Pojok  

Pandemi, Lost Civilization, dan Nasib Generasi Penerus Kita

Oleh: Dr Budi Santoso | Dosen Pascasarjana Universitas Negeri Jakarta

Nasib sepatu saya, sepertinya bukan rusak karena dipakai, tetapi hancur karena tidak terpakai. Hampir setahun tidak dipakai.

Dan mungkin, hampir setahun selama pandemi orang tidak belanja sepatu baru. Pukulan yang berat bagi para pabrikan, pembuat sampai tukang sol sepatu. Segala keahliannya yang tidak dipakai mudah-mudahan tidak hilang. Seperti tukang patri ember kaleng zaman dahulu.

Sejarah juga mencatat banyak keahlian yang hilang dilibas bencana alam atau wabah. Kemampuan bangsa Mesopotamia, bangsa Mesir Kuno, Bangsa Maya, orang Jawa sekitar Borobudur dan lain-lain tempat.

Zaman dahulu telah menghasilkan berbagai hasil peradaban yang luar biasa. Namun, sekarang menjadi bangsa yang biasa-biasa saja jika diukur dengan membandingkan hasil karya leluhurnya.

Ada Lost Civilization. Seperti keahlian membuat sesuatu yang hebat di zaman dahulu tidak berbekas.

Apakah mungkin karena manusianya berganti? Yang ahli musnah dan berganti pendatang atau karena sebab yang lainnya.

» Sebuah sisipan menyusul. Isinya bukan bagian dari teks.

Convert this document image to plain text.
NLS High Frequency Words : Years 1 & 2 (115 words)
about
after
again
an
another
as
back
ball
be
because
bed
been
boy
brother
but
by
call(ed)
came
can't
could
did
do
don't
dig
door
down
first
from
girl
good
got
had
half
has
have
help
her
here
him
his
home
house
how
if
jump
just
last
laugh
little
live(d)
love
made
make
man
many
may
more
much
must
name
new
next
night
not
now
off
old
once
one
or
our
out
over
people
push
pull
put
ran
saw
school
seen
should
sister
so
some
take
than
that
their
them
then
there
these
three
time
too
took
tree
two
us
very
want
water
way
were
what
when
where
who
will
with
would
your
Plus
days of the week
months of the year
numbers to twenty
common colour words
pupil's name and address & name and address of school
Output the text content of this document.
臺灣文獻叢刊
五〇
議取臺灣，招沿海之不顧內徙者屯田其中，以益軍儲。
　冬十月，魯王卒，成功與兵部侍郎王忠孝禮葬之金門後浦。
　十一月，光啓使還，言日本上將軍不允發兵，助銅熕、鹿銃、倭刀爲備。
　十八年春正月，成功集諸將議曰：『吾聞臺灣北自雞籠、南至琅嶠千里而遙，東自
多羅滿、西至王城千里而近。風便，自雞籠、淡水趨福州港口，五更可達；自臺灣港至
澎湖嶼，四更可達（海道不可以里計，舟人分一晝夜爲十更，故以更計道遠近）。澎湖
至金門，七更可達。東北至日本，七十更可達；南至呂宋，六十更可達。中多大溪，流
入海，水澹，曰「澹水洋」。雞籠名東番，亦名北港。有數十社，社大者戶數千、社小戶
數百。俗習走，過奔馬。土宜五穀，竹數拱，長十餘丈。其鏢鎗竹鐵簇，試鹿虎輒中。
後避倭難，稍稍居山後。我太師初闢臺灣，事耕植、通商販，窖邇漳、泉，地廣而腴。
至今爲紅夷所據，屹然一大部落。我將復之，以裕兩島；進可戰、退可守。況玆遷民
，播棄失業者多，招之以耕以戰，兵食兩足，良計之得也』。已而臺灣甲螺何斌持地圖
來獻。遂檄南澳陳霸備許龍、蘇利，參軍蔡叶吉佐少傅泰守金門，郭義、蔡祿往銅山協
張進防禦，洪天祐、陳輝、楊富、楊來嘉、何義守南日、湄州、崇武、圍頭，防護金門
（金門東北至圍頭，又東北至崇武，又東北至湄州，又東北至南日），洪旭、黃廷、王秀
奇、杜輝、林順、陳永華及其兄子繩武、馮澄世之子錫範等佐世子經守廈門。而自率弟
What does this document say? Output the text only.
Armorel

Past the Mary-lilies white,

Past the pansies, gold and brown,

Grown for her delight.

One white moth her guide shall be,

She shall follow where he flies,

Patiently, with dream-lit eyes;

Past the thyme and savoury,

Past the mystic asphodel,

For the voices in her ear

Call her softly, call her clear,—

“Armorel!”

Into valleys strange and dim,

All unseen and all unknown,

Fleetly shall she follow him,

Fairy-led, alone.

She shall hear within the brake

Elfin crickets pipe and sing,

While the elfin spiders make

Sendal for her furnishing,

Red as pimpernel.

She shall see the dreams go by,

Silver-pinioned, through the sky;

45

Keahlian yang hilang dapat dikarenakan berbagai sebab. Selain bencana alam dan musnah manusianya, ketidak-mampuan mewariskan keahliannya kepada penerusnya boleh menjadi sebab. Dan terakhir, karena pengetahuan dan keahliannya sudah “tidak laku”.

Kita banyak melihat orang tua yang ahli dan pintar, namun tidak mampu mewarisi kepintaran dan keahliannya kepada anaknya.

Pedagang sate, gado-gado dan penganan tradisional banyak berhenti pada satu generasi. Ya, karena tidak mampu mewariskan pengetahuan tak terlihat (tacit) kepada pewarisnya.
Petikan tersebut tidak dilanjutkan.